Mr. Whitney was, in no particular order but never halfway, an investor, sportsman, war hero, philanthropist, play and film producer, diplomat, active promoter of racial harmony, art collector, political fund-raiser, expert on thoroughbred horses and, in the 1930s, internationally ranked polo player.

One thing he definitely was not--though his birth and station made it eminently possible--was a snob; he refused to have his name listed in the "Social Register," calling the publication a "travesty of democracy" with "absurd notions of who is and who isn't socially acceptable." The John Hay Whitney Foundation, main vehicle for his philanthropies, concentrated on providing countless scholarships and other opportunities to citizens "of exceptional promise who, because of arbitrary barriers such as race, cultural background or region of residence, have not had the fullest opportunity to develop their abilities."

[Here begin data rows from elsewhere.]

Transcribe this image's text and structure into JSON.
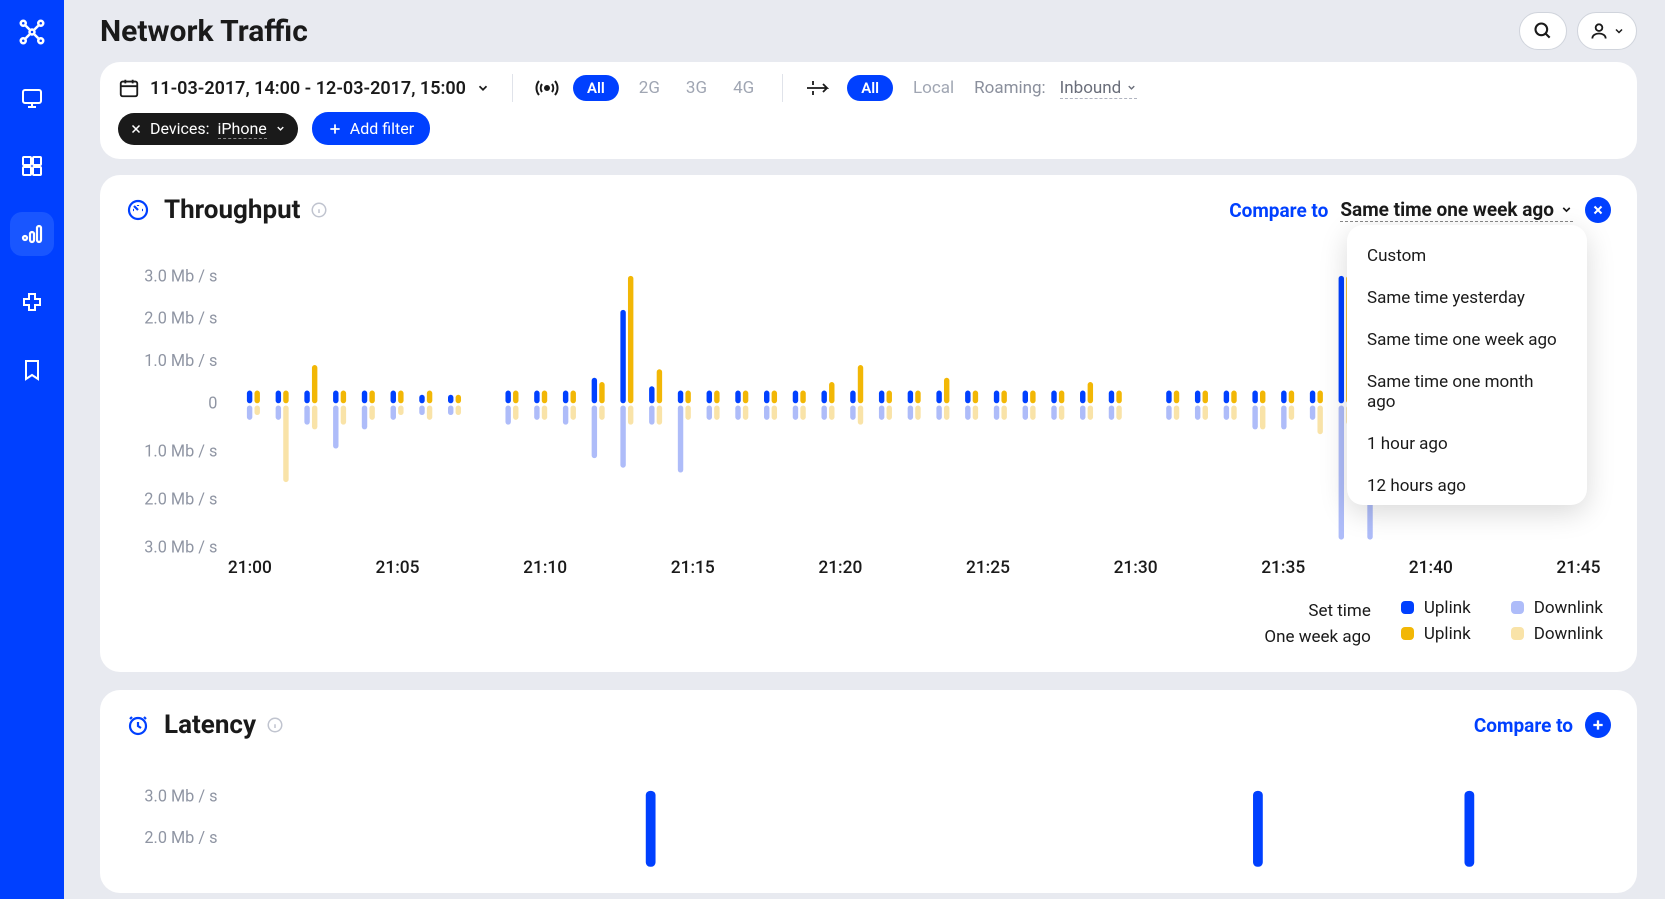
{
  "page_title": "Network Traffic",
  "date_range": "11-03-2017, 14:00 - 12-03-2017, 15:00",
  "network_filter": {
    "all": "All",
    "options": [
      "2G",
      "3G",
      "4G"
    ]
  },
  "roaming_filter": {
    "all": "All",
    "local": "Local",
    "roaming_label": "Roaming:",
    "roaming_value": "Inbound"
  },
  "device_filter": {
    "label": "Devices:",
    "value": "iPhone"
  },
  "add_filter": "Add filter",
  "throughput": {
    "title": "Throughput",
    "compare_label": "Compare to",
    "compare_value": "Same time one week ago",
    "legend": {
      "row1_label": "Set time",
      "row2_label": "One week ago",
      "uplink": "Uplink",
      "downlink": "Downlink"
    }
  },
  "latency": {
    "title": "Latency",
    "compare_label": "Compare to"
  },
  "dropdown_options": [
    "Custom",
    "Same time yesterday",
    "Same time one week ago",
    "Same time one month ago",
    "1 hour ago",
    "12 hours ago"
  ],
  "colors": {
    "blue": "#0040ff",
    "blue_light": "#aebcf9",
    "orange": "#f2b705",
    "orange_light": "#f9e3a8"
  },
  "chart_data": {
    "type": "bar",
    "title": "Throughput",
    "ylabel": "Mb / s",
    "ylim": [
      -3.0,
      3.0
    ],
    "y_ticks": [
      "3.0 Mb / s",
      "2.0 Mb / s",
      "1.0 Mb / s",
      "0",
      "1.0 Mb / s",
      "2.0 Mb / s",
      "3.0 Mb / s"
    ],
    "x_ticks": [
      "21:00",
      "21:05",
      "21:10",
      "21:15",
      "21:20",
      "21:25",
      "21:30",
      "21:35",
      "21:40",
      "21:45"
    ],
    "series": [
      {
        "name": "Set time Uplink",
        "color": "#0040ff"
      },
      {
        "name": "Set time Downlink",
        "color": "#aebcf9"
      },
      {
        "name": "One week ago Uplink",
        "color": "#f2b705"
      },
      {
        "name": "One week ago Downlink",
        "color": "#f9e3a8"
      }
    ],
    "points": [
      {
        "b_up": 0.3,
        "b_dn": 0.3,
        "o_up": 0.3,
        "o_dn": 0.2
      },
      {
        "b_up": 0.3,
        "b_dn": 0.3,
        "o_up": 0.3,
        "o_dn": 1.6
      },
      {
        "b_up": 0.3,
        "b_dn": 0.4,
        "o_up": 0.9,
        "o_dn": 0.5
      },
      {
        "b_up": 0.3,
        "b_dn": 0.9,
        "o_up": 0.3,
        "o_dn": 0.4
      },
      {
        "b_up": 0.3,
        "b_dn": 0.5,
        "o_up": 0.3,
        "o_dn": 0.3
      },
      {
        "b_up": 0.3,
        "b_dn": 0.3,
        "o_up": 0.3,
        "o_dn": 0.2
      },
      {
        "b_up": 0.2,
        "b_dn": 0.2,
        "o_up": 0.3,
        "o_dn": 0.3
      },
      {
        "b_up": 0.2,
        "b_dn": 0.2,
        "o_up": 0.2,
        "o_dn": 0.2
      },
      {
        "b_up": 0.0,
        "b_dn": 0.0,
        "o_up": 0.0,
        "o_dn": 0.0
      },
      {
        "b_up": 0.3,
        "b_dn": 0.4,
        "o_up": 0.3,
        "o_dn": 0.3
      },
      {
        "b_up": 0.3,
        "b_dn": 0.3,
        "o_up": 0.3,
        "o_dn": 0.3
      },
      {
        "b_up": 0.3,
        "b_dn": 0.4,
        "o_up": 0.3,
        "o_dn": 0.3
      },
      {
        "b_up": 0.6,
        "b_dn": 1.1,
        "o_up": 0.5,
        "o_dn": 0.3
      },
      {
        "b_up": 2.2,
        "b_dn": 1.3,
        "o_up": 3.0,
        "o_dn": 0.4
      },
      {
        "b_up": 0.4,
        "b_dn": 0.4,
        "o_up": 0.8,
        "o_dn": 0.4
      },
      {
        "b_up": 0.3,
        "b_dn": 1.4,
        "o_up": 0.3,
        "o_dn": 0.3
      },
      {
        "b_up": 0.3,
        "b_dn": 0.3,
        "o_up": 0.3,
        "o_dn": 0.3
      },
      {
        "b_up": 0.3,
        "b_dn": 0.3,
        "o_up": 0.3,
        "o_dn": 0.3
      },
      {
        "b_up": 0.3,
        "b_dn": 0.3,
        "o_up": 0.3,
        "o_dn": 0.3
      },
      {
        "b_up": 0.3,
        "b_dn": 0.3,
        "o_up": 0.3,
        "o_dn": 0.3
      },
      {
        "b_up": 0.3,
        "b_dn": 0.3,
        "o_up": 0.5,
        "o_dn": 0.3
      },
      {
        "b_up": 0.3,
        "b_dn": 0.3,
        "o_up": 0.9,
        "o_dn": 0.4
      },
      {
        "b_up": 0.3,
        "b_dn": 0.3,
        "o_up": 0.3,
        "o_dn": 0.3
      },
      {
        "b_up": 0.3,
        "b_dn": 0.3,
        "o_up": 0.3,
        "o_dn": 0.3
      },
      {
        "b_up": 0.3,
        "b_dn": 0.3,
        "o_up": 0.6,
        "o_dn": 0.3
      },
      {
        "b_up": 0.3,
        "b_dn": 0.3,
        "o_up": 0.3,
        "o_dn": 0.3
      },
      {
        "b_up": 0.3,
        "b_dn": 0.3,
        "o_up": 0.3,
        "o_dn": 0.3
      },
      {
        "b_up": 0.3,
        "b_dn": 0.3,
        "o_up": 0.3,
        "o_dn": 0.3
      },
      {
        "b_up": 0.3,
        "b_dn": 0.3,
        "o_up": 0.3,
        "o_dn": 0.3
      },
      {
        "b_up": 0.3,
        "b_dn": 0.3,
        "o_up": 0.5,
        "o_dn": 0.3
      },
      {
        "b_up": 0.3,
        "b_dn": 0.3,
        "o_up": 0.3,
        "o_dn": 0.3
      },
      {
        "b_up": 0.0,
        "b_dn": 0.0,
        "o_up": 0.0,
        "o_dn": 0.0
      },
      {
        "b_up": 0.3,
        "b_dn": 0.3,
        "o_up": 0.3,
        "o_dn": 0.3
      },
      {
        "b_up": 0.3,
        "b_dn": 0.3,
        "o_up": 0.3,
        "o_dn": 0.3
      },
      {
        "b_up": 0.3,
        "b_dn": 0.3,
        "o_up": 0.3,
        "o_dn": 0.3
      },
      {
        "b_up": 0.3,
        "b_dn": 0.5,
        "o_up": 0.3,
        "o_dn": 0.5
      },
      {
        "b_up": 0.3,
        "b_dn": 0.5,
        "o_up": 0.3,
        "o_dn": 0.3
      },
      {
        "b_up": 0.3,
        "b_dn": 0.3,
        "o_up": 0.3,
        "o_dn": 0.6
      },
      {
        "b_up": 3.0,
        "b_dn": 2.8,
        "o_up": 3.0,
        "o_dn": 0.4
      },
      {
        "b_up": 3.0,
        "b_dn": 2.8,
        "o_up": 2.2,
        "o_dn": 0.5
      },
      {
        "b_up": 0.3,
        "b_dn": 0.4,
        "o_up": 0.3,
        "o_dn": 0.4
      },
      {
        "b_up": 0.3,
        "b_dn": 0.3,
        "o_up": 0.3,
        "o_dn": 0.3
      },
      {
        "b_up": 0.3,
        "b_dn": 0.3,
        "o_up": 0.3,
        "o_dn": 0.3
      },
      {
        "b_up": 0.3,
        "b_dn": 0.3,
        "o_up": 0.3,
        "o_dn": 0.3
      },
      {
        "b_up": 0.3,
        "b_dn": 0.3,
        "o_up": 0.3,
        "o_dn": 0.3
      },
      {
        "b_up": 0.0,
        "b_dn": 0.0,
        "o_up": 0.0,
        "o_dn": 0.0
      },
      {
        "b_up": 0.3,
        "b_dn": 0.3,
        "o_up": 0.3,
        "o_dn": 0.2
      }
    ]
  },
  "latency_chart": {
    "y_ticks": [
      "3.0 Mb / s",
      "2.0 Mb / s"
    ]
  }
}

As ambassador to Great Britain from 1956 to 1961, Mr. Whitney was instrumental in restoring good relations between the United States and Britain after the strains of the British-French-Israeli invasion of Egypt following the nationalization of the Suez Canal. During this time, he also began investing in The New York Herald Tribune, a widely admired newspaper that, in spite of millions of dollars invested and the gathering of a top-flight newsroom staff, was to merge and then die, a victim not of deteriorating content, but of the complex New York City market in which it competed.

The Herald Tribune name, in the mast of the famous Paris affiliate--now the International Herald Tribune--has lived on, as have other publications in which Mr. Whitney at one time or another invested through Whitney Communications; today, through a susidiary, this corporation has inter- ests in 29 newspapers in Maryland, Delaware and Florida.

Thoughtful, unselfish, vigorous in his determination to help make life better for all citizens--and somehow finding enjoyment in this vast range of endeavors--Jock Whitney was an exceptional friend.